Na sio jokes by the way. Early America was built by Christians at least most of it. And the early industrialists realized that if you don’t treat workers right, e.g. build them houses they will do the obvious; they will build slums. Na si hivo ndio kuko Kenya leo.

Those guys understood that when God says don’t trick your fellow man He is absolutely right. Of course America is not like that today. They are just greedy like everyone else. But many of the towns that are there today were built long ago for working families. Built around factories. And they were affordable.

Henry ford told his workers to build cars they could drive themselves. And they actually built cars that they eventually could afford to own. They owned what they built. Enablers. Huku mhindi ana trick mwafrika but forgets that the hungry worker’s son is waiting outside the factory with a panga to rob his as*.

Huku mjamaa anapiga mawe fifty years and he’ll never live in a stone house. Or jamaa ni plumber but he’ll never see a water tap in house. There is no enabler.

Companies like Hershey or the Mars chocolate factory in the U.S. were started by wazees who had a human spirit. They actually built whole towns kitted out fully for their workers to live in, complete with schools!

And it paid off big time. Those companies are monsters today, billion dollar empires. The backbone of a super power. And the workers protect those companies like their own children. Some workers are 6th generation workers. Yaani your great great great grandfather was the first to work there na nyinyi wote mmesomeshwa na hio company and you all work there. And the CEO gives workers opportunities to thrive. You can move from a janitor to a manager.

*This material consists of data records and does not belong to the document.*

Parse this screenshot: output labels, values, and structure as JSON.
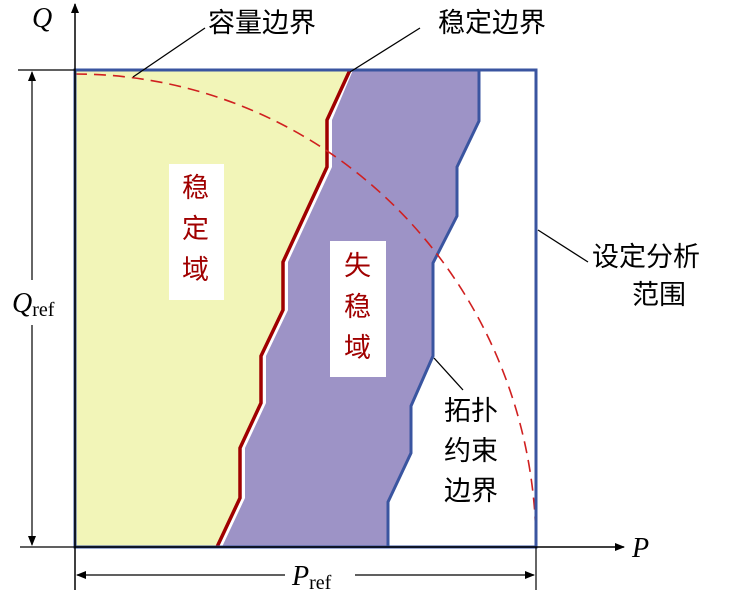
{
  "axes": {
    "x_label": "P",
    "y_label": "Q",
    "x_ref_label": "P",
    "x_ref_sub": "ref",
    "y_ref_label": "Q",
    "y_ref_sub": "ref"
  },
  "annotations": {
    "capacity_boundary": "容量边界",
    "stability_boundary": "稳定边界",
    "analysis_range": [
      "设定分析",
      "范围"
    ],
    "topology_boundary": [
      "拓扑",
      "约束",
      "边界"
    ]
  },
  "regions": {
    "stable": [
      "稳",
      "定",
      "域"
    ],
    "unstable": [
      "失",
      "稳",
      "域"
    ]
  },
  "colors": {
    "stable_fill": "#f2f5b8",
    "unstable_fill": "#9d93c6",
    "stability_line": "#a00000",
    "capacity_arc": "#d02020",
    "frame": "#3a55a0",
    "label_text": "#a00000"
  }
}
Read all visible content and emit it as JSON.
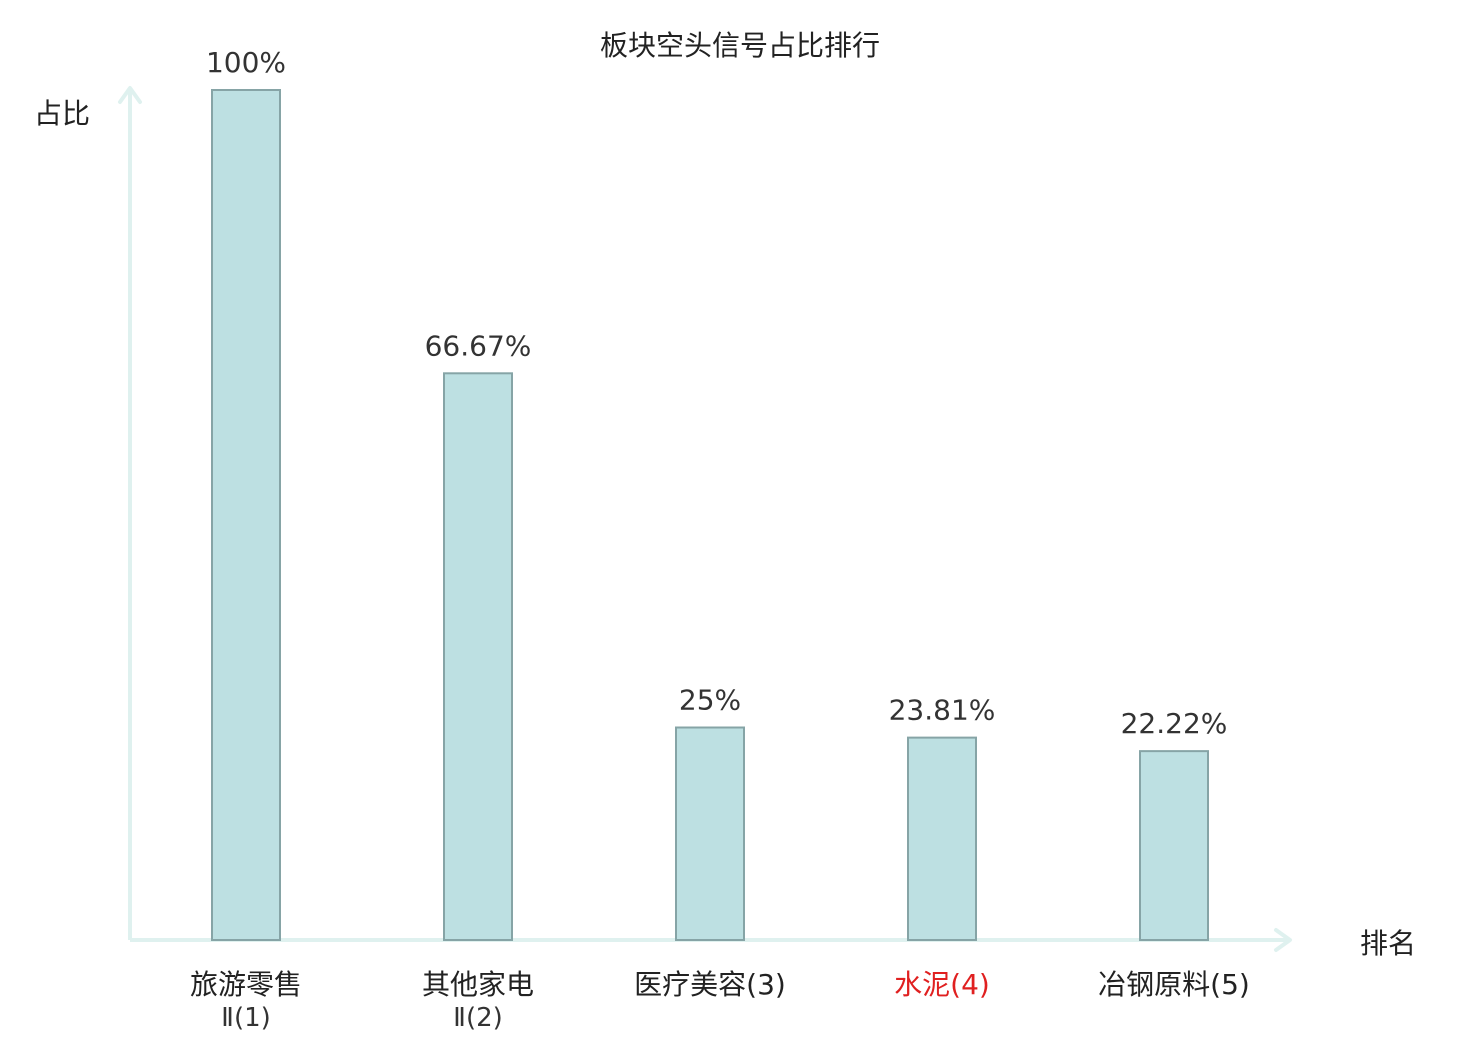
{
  "chart_data": {
    "type": "bar",
    "title": "板块空头信号占比排行",
    "xlabel": "排名",
    "ylabel": "占比",
    "categories": [
      {
        "line1": "旅游零售",
        "line2": "Ⅱ(1)",
        "name": "旅游零售Ⅱ",
        "rank": "(1)",
        "highlight": false
      },
      {
        "line1": "其他家电",
        "line2": "Ⅱ(2)",
        "name": "其他家电Ⅱ",
        "rank": "(2)",
        "highlight": false
      },
      {
        "line1": "医疗美容(3)",
        "line2": "",
        "name": "医疗美容",
        "rank": "(3)",
        "highlight": false
      },
      {
        "line1": "水泥(4)",
        "line2": "",
        "name": "水泥",
        "rank": "(4)",
        "highlight": true
      },
      {
        "line1": "冶钢原料(5)",
        "line2": "",
        "name": "冶钢原料",
        "rank": "(5)",
        "highlight": false
      }
    ],
    "values": [
      100,
      66.67,
      25,
      23.81,
      22.22
    ],
    "data_labels": [
      "100%",
      "66.67%",
      "25%",
      "23.81%",
      "22.22%"
    ],
    "ylim": [
      0,
      100
    ],
    "grid": false,
    "legend": "none",
    "colors": {
      "bar_fill": "#bde0e2",
      "bar_stroke": "#86a4a6",
      "axis": "#dff1ef",
      "text": "#333333",
      "highlight_text": "#e02020"
    }
  }
}
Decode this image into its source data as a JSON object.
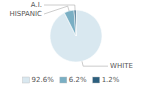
{
  "chart_data": {
    "type": "pie",
    "categories": [
      "WHITE",
      "HISPANIC",
      "A.I."
    ],
    "values": [
      92.6,
      6.2,
      1.2
    ],
    "value_labels": [
      "92.6%",
      "6.2%",
      "1.2%"
    ],
    "colors": [
      "#d9e8f0",
      "#7aafc4",
      "#2c5f7e"
    ],
    "legend": "bottom"
  }
}
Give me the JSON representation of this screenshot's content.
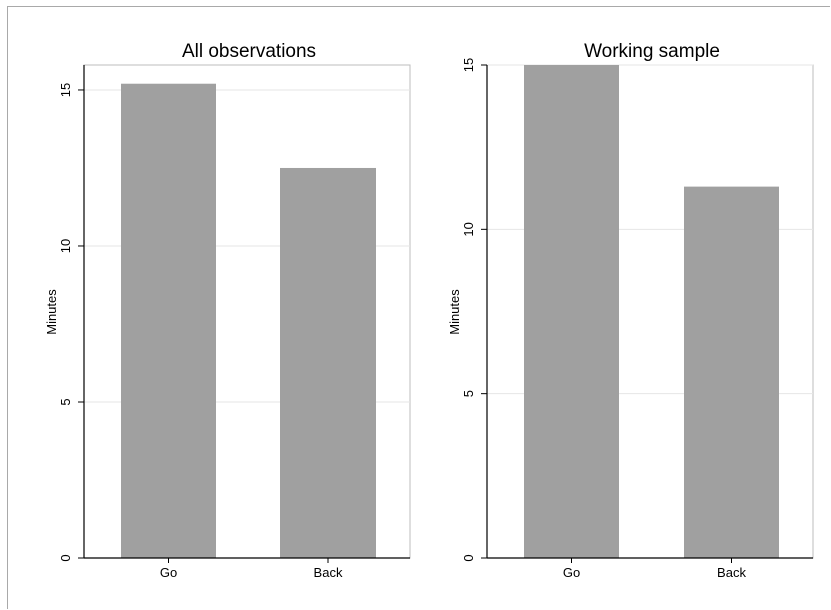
{
  "chart_data": [
    {
      "type": "bar",
      "title": "All observations",
      "xlabel": "",
      "ylabel": "Minutes",
      "categories": [
        "Go",
        "Back"
      ],
      "values": [
        15.2,
        12.5
      ],
      "ylim": [
        0,
        15.8
      ],
      "yticks": [
        0,
        5,
        10,
        15
      ],
      "grid": true,
      "bar_color": "#a0a0a0",
      "grid_color": "#e6e6e6"
    },
    {
      "type": "bar",
      "title": "Working sample",
      "xlabel": "",
      "ylabel": "Minutes",
      "categories": [
        "Go",
        "Back"
      ],
      "values": [
        15.0,
        11.3
      ],
      "ylim": [
        0,
        15.0
      ],
      "yticks": [
        0,
        5,
        10,
        15
      ],
      "grid": true,
      "bar_color": "#a0a0a0",
      "grid_color": "#e6e6e6"
    }
  ]
}
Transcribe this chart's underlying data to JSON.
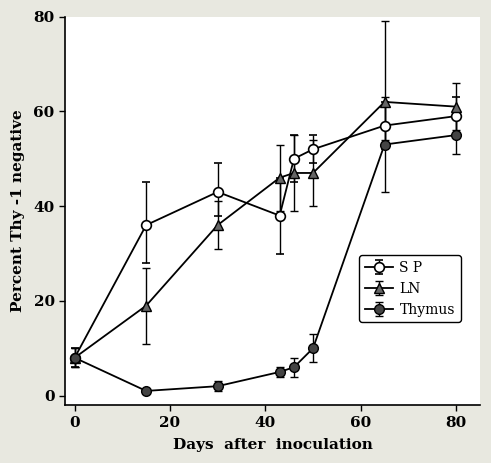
{
  "x_days": [
    0,
    15,
    30,
    43,
    46,
    50,
    65,
    80
  ],
  "SP": {
    "y": [
      8,
      36,
      43,
      38,
      50,
      52,
      57,
      59
    ],
    "yerr_low": [
      2,
      8,
      5,
      8,
      5,
      3,
      5,
      4
    ],
    "yerr_high": [
      2,
      9,
      6,
      8,
      5,
      3,
      5,
      4
    ],
    "label": "S P"
  },
  "LN": {
    "y": [
      8,
      19,
      36,
      46,
      47,
      47,
      62,
      61
    ],
    "yerr_low": [
      2,
      8,
      5,
      7,
      8,
      7,
      8,
      5
    ],
    "yerr_high": [
      2,
      8,
      5,
      7,
      8,
      7,
      17,
      5
    ],
    "label": "LN"
  },
  "Thymus": {
    "y": [
      8,
      1,
      2,
      5,
      6,
      10,
      53,
      55
    ],
    "yerr_low": [
      2,
      0.5,
      1,
      1,
      2,
      3,
      10,
      4
    ],
    "yerr_high": [
      2,
      0.5,
      1,
      1,
      2,
      3,
      10,
      4
    ],
    "label": "Thymus"
  },
  "xlabel": "Days  after  inoculation",
  "ylabel": "Percent Thy -1 negative",
  "xlim": [
    -2,
    85
  ],
  "ylim": [
    -2,
    80
  ],
  "xticks": [
    0,
    20,
    40,
    60,
    80
  ],
  "yticks": [
    0,
    20,
    40,
    60,
    80
  ],
  "bg_color": "#ffffff",
  "fig_bg_color": "#e8e8e0"
}
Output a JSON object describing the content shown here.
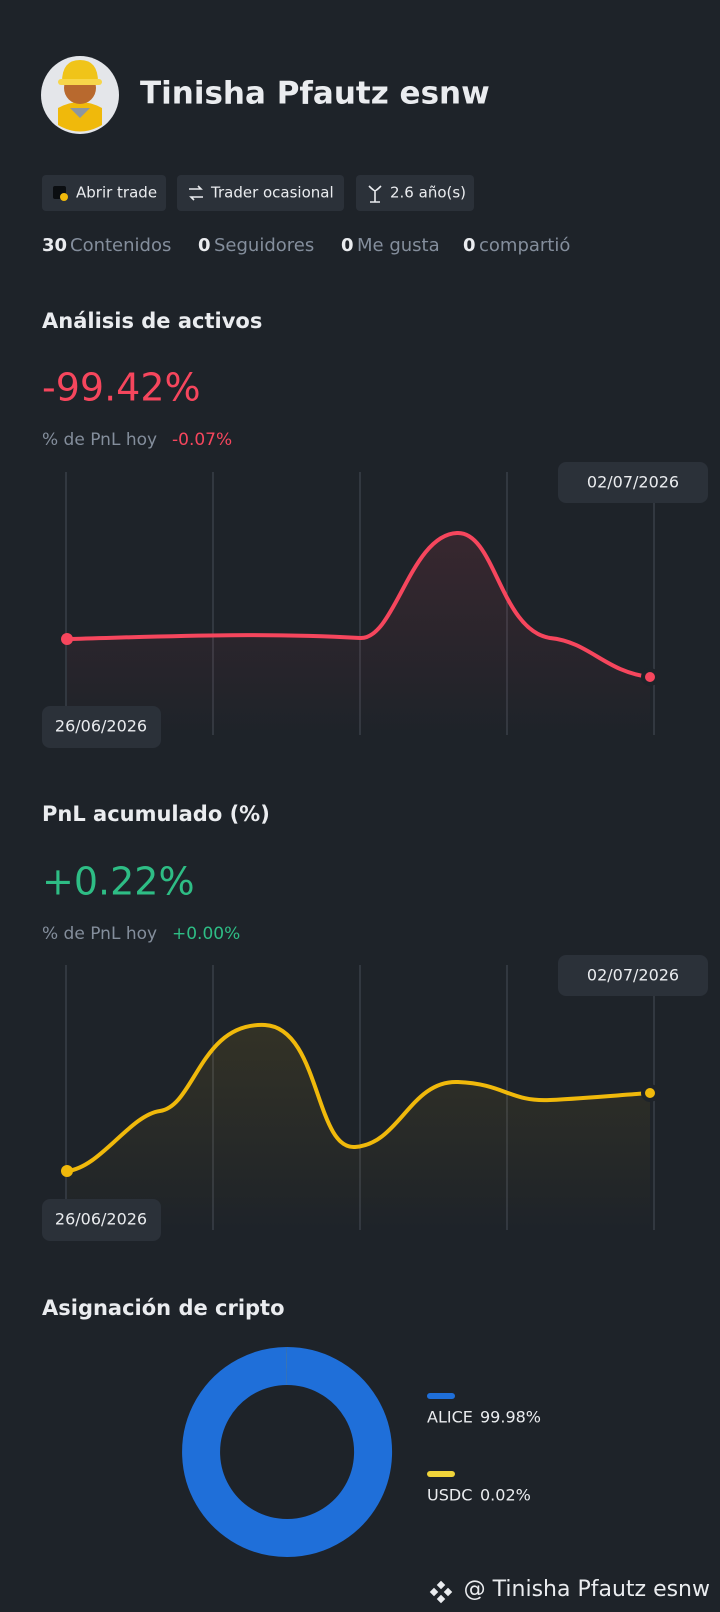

Some of what you say is true. Industrialization in the US happened out of a need. Those companies ( you mention) just chose a path that they could gain a profit while benefiting their hometowns. Very rare today btw. It is all corporate. Think about how many early 20th century companies still exist. The most flexible expenditure in any for profit institution is labor. You can hire and fire as you want, abuse and underpay(in instances where the government is not too kin). Which is what the wahindi capitalize. They see the desperation and use it to their gain. Somebody ( or a group of people) are needed with a mindset to change the path of the country to full industrialization. Sadly it has to come from the leadership.

I concur, look at Germany average salary is about 4000 euros, unemployed get around 2500-3000. why work when the difference in income is low? No to welfare systems

This would equate to punishing the rich for the efforts. The only sustainable way to reduce the wealth gap is by electing visionary leaders who have the welfare of people at heart to help fight corruption and engage in initiatives/projects that will make the common mwananchi self-reliant.

Not leadership only, but a willing citizenry. remember when the youth fund landed, the committee said that 90% of all youth groups applied for loans to open wines and spirit shops. can you imagine that clusterfuckery? we have good ideas but proper regulation needs to be formulated as we give out this money. the youth need to think beyond liquor and come up with solid ideas that can outlive one generation.

Problem is we teach dependent ideology in school. Thinking outside the box is literally taught in schools in industrialized nations.